Scientific classification
- Domain: Eukaryota
- Clade: Sar
- Clade: Rhizaria
- Phylum: Cercozoa
- Subphylum: Filosa
- Infraphylum: Monadofilosa
- Classes: Metromonadea; Helkesea; Sarcomonadea (paraphyletic); Thecofilosea; Imbricatea;

= Monadofilosa =

Group of protists

Monadofilosa is a grouping of Cercozoa. (It is sometimes considered one of three, the other two being Endomyxa and Reticulofilosa.) These organisms are single-celled amoeboid protists.

==Classification==
Monadofilosa was originally proposed as a subphylum of Phylum Rhizopoda and subsequently treated as superclass, infraphylum or subphylum in different taxonomic treatments.

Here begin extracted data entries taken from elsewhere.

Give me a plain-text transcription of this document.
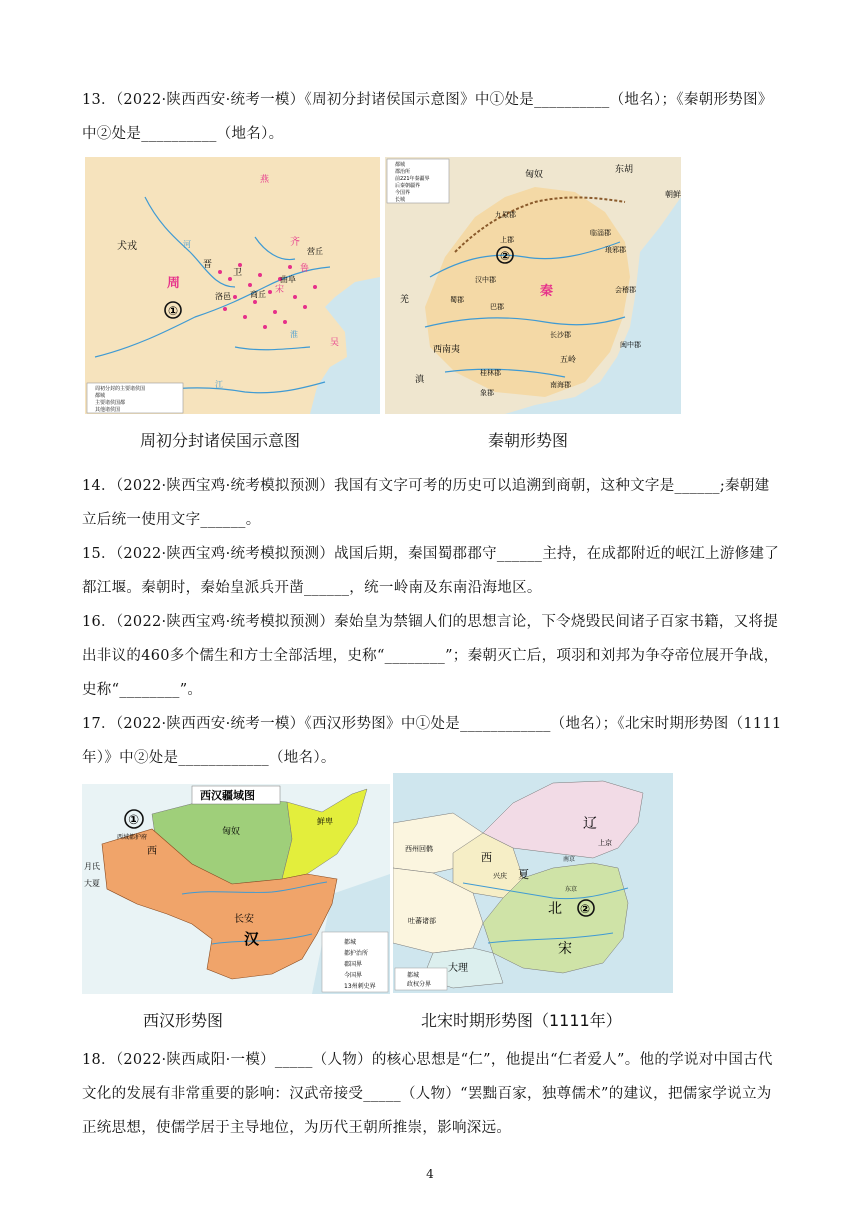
13．（2022·陕西西安·统考一模）《周初分封诸侯国示意图》中①处是__________（地名）；《秦朝形势图》
中②处是__________（地名）。
犬戎
燕
齐
营丘
周
卫
晋
洛邑 商丘 宋
曲阜
鲁
吴
河
淮
江
①
周初分封的主要诸侯国
都城
主要诸侯国都
其他诸侯国
周初分封诸侯国示意图
匈奴	东胡
朝鲜
九原郡
上郡
临淄郡
琅邪郡
汉中郡
秦
蜀郡
巴郡
会稽郡
长沙郡
闽中郡
五岭
桂林郡
南海郡
象郡
西南夷
羌
滇
②
都城
郡治所
前221年秦疆界
后秦朝疆界
今国界
长城
秦朝形势图
14．（2022·陕西宝鸡·统考模拟预测）我国有文字可考的历史可以追溯到商朝，这种文字是______;秦朝建
立后统一使用文字______。
15．（2022·陕西宝鸡·统考模拟预测）战国后期，秦国蜀郡郡守______主持，在成都附近的岷江上游修建了
都江堰。秦朝时，秦始皇派兵开凿______，统一岭南及东南沿海地区。
16．（2022·陕西宝鸡·统考模拟预测）秦始皇为禁锢人们的思想言论，下令烧毁民间诸子百家书籍，又将提
出非议的460多个儒生和方士全部活埋，史称“________”；秦朝灭亡后，项羽和刘邦为争夺帝位展开争战，
史称“________”。
17．（2022·陕西西安·统考一模）《西汉形势图》中①处是____________（地名）；《北宋时期形势图（1111
年）》中②处是____________（地名）。
西汉疆域图
①
西域都护府
西
匈奴
鲜卑
长安
汉
月氏
大夏
都城
都护治所
郡国界
今国界
13州刺史界
西汉形势图
辽
上京
西州回鹘
西
兴庆 夏
南京
东京
北
宋
吐蕃诸部
大理
②
都城
政权分界
北宋时期形势图（1111年）
18．（2022·陕西咸阳·一模）_____（人物）的核心思想是“仁”，他提出“仁者爱人”。他的学说对中国古代
文化的发展有非常重要的影响：汉武帝接受_____（人物）“罢黜百家，独尊儒术”的建议，把儒家学说立为
正统思想，使儒学居于主导地位，为历代王朝所推崇，影响深远。
4
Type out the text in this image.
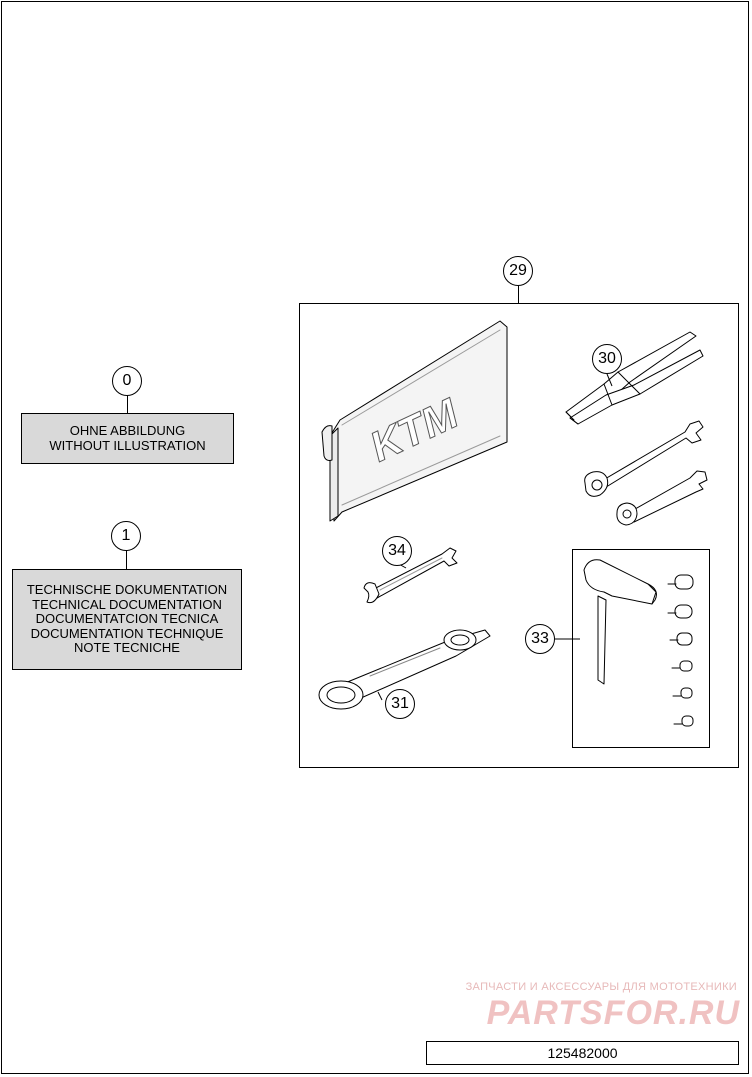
0
OHNE ABBILDUNG
WITHOUT ILLUSTRATION
1
TECHNISCHE DOKUMENTATION
TECHNICAL DOCUMENTATION
DOCUMENTATCION TECNICA
DOCUMENTATION TECHNIQUE
NOTE TECNICHE
29
KTM
30
34
31
33
ЗАПЧАСТИ И АКСЕССУАРЫ ДЛЯ МОТОТЕХНИКИ
PARTSFOR.RU
125482000
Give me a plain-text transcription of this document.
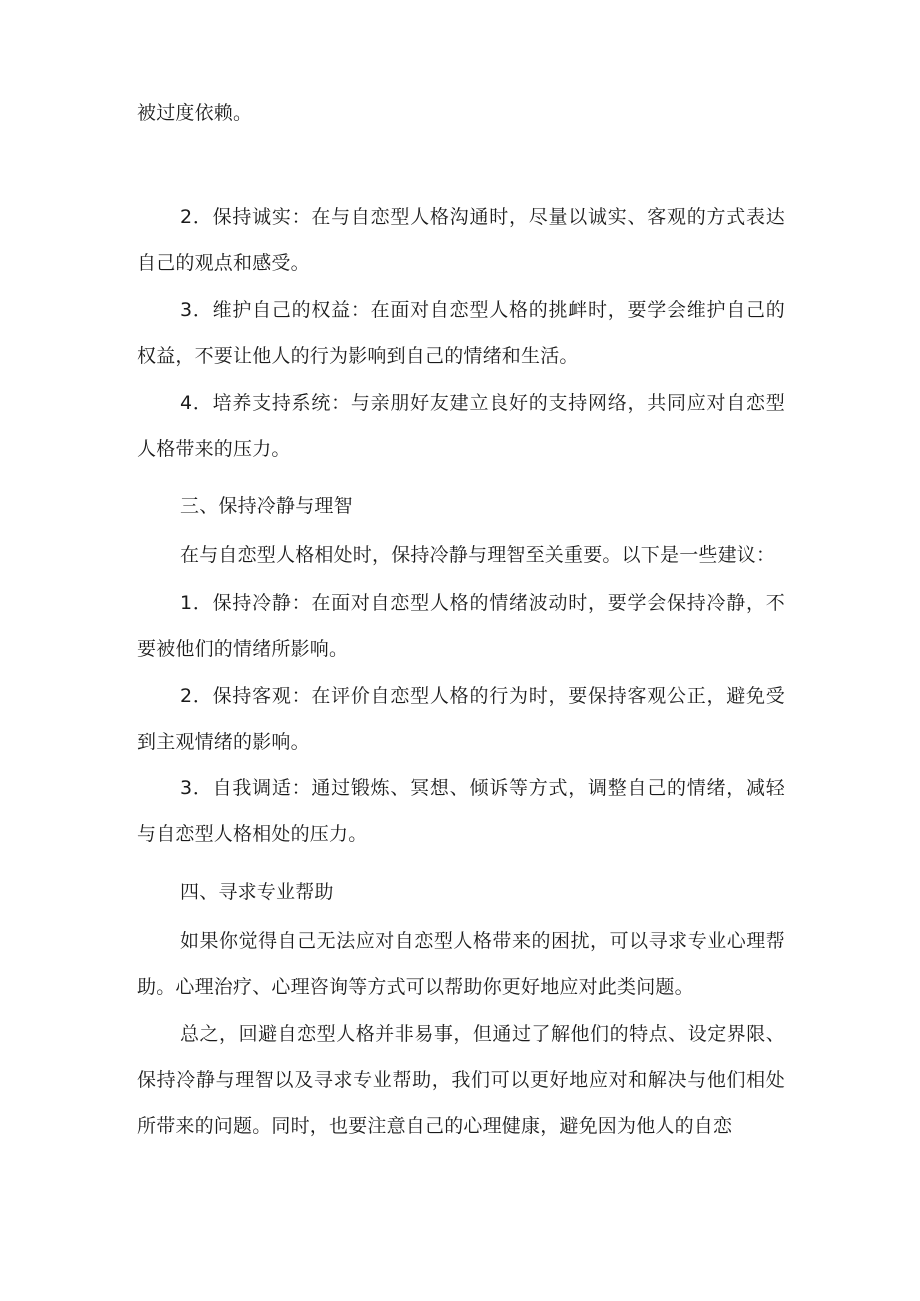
被过度依赖。

2．保持诚实：在与自恋型人格沟通时，尽量以诚实、客观的方式表达自己的观点和感受。

3．维护自己的权益：在面对自恋型人格的挑衅时，要学会维护自己的权益，不要让他人的行为影响到自己的情绪和生活。

4．培养支持系统：与亲朋好友建立良好的支持网络，共同应对自恋型人格带来的压力。

三、保持冷静与理智

在与自恋型人格相处时，保持冷静与理智至关重要。以下是一些建议：

1．保持冷静：在面对自恋型人格的情绪波动时，要学会保持冷静，不要被他们的情绪所影响。

2．保持客观：在评价自恋型人格的行为时，要保持客观公正，避免受到主观情绪的影响。

3．自我调适：通过锻炼、冥想、倾诉等方式，调整自己的情绪，减轻与自恋型人格相处的压力。

四、寻求专业帮助

如果你觉得自己无法应对自恋型人格带来的困扰，可以寻求专业心理帮助。心理治疗、心理咨询等方式可以帮助你更好地应对此类问题。

总之，回避自恋型人格并非易事，但通过了解他们的特点、设定界限、保持冷静与理智以及寻求专业帮助，我们可以更好地应对和解决与他们相处所带来的问题。同时，也要注意自己的心理健康，避免因为他人的自恋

Monadofilosa includes the testate amoebae known as "testaceans", and the cercomonads. It is sometimes described as Testaceafilosia and Sarcomonadea. It has also been described as Sarcomonadea (Cercomonas, Heteromita, Bodomorpha, Proleptomonas, Allantion), Thecofilosea (Cryptodifflugia, Cryothecomonas), Spongomonadea (Spongomonas, Rhipidodendron), and Imbricatea (Thaumatomonas, Thaumatomastix, Allas, Gyromitus, Euglypha, Trinema, Paulinella).

- The testaceans live both in marine and freshwater habitats, and in mosses. Members include Lecythium, Pseudodifflugia, Euglypha (a euglyphid), and Paulinella chromatophora.
- Cercomonads are flagellates that glide on their posterior cilium and/or generate filopodia. Members of this group contain Cryothecomonas, Thaumatomonas, which is covered with siliceous scales, and Cercomonas, which is naked. Cercomonas contains several species that show exhibit amoeboid movement, such as the testate amoeba Cyphoderia, and the flagellate Cryothecomonas.

Sainouron has been grouped in Monadofilosa.